Doug HenschenAnalyste, Constellation Research

« Je dirais que Google doit simplement s’en tenir à sa stratégie, qui a été très cohérente jusqu’à présent », déclare-t-il. « Google s’appuie sur ses points forts. L’ouverture aux éditeurs tiers et aux fournisseurs de modèles a été un élément important et constant de la stratégie Google Cloud ».

Des arguments qui ont largement convaincu un client – partenaire dans la conduite de ses projets d’IA générative : Orange.

« Nous avons été très impressionnés par la vision très ouverte de l’équipe d’IA de Google Cloud. D’abord, elle s’engage à fournir des grands modèles de langage commerciaux et “open weight tiers” », affirme Steve Jarrett, Chief AI Officer chez Orange, lors d’un échange avec la presse française. 

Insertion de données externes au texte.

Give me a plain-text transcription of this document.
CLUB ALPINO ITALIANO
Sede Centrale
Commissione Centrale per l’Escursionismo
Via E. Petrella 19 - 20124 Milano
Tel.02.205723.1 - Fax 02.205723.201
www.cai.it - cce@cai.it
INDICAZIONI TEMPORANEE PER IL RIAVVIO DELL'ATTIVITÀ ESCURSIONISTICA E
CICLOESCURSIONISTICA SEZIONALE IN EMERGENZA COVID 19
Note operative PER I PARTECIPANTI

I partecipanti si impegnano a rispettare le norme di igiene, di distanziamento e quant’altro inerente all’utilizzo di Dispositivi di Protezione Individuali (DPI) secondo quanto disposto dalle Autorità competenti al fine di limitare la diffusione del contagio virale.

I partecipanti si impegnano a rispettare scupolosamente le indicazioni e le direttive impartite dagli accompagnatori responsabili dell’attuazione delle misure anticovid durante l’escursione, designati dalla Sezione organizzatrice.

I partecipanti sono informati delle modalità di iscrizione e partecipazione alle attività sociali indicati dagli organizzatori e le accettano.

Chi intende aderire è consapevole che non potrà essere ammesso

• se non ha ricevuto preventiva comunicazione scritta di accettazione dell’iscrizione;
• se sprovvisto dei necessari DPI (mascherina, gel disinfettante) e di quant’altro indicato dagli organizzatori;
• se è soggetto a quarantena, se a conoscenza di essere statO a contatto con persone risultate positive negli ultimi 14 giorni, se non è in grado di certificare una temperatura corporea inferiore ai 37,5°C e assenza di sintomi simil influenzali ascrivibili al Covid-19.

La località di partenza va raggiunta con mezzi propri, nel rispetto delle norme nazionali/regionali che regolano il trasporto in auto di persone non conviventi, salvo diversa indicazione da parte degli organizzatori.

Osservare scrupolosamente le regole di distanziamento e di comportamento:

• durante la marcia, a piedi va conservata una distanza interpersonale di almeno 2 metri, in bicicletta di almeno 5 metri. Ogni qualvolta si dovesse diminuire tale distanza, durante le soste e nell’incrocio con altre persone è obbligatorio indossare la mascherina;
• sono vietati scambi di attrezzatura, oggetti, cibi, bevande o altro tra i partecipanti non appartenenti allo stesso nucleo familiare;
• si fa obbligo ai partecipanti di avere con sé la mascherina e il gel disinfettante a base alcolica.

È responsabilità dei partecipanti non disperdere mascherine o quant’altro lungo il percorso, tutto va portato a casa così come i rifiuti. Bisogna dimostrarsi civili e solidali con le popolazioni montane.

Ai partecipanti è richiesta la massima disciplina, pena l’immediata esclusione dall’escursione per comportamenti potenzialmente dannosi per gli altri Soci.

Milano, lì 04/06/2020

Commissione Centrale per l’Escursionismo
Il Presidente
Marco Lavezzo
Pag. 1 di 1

« Puis, GCP offre un environnement de développement d’IA intégré de manière élégante à BigQuery, l’une des meilleures infrastructures de données au monde », poursuit-il.

« Enfin, Google Cloud a également annoncé qu’il proposerait des versions managées des services autour d’Hugging Face, de Llama Index, de LangChain. Nous disposons ainsi d’un environnement puissant dans lequel nous avons un ensemble unifié d’outils sur lesquels travailler, quelle que soit la combinaison de modèles et d’outils pour résoudre différents problèmes ».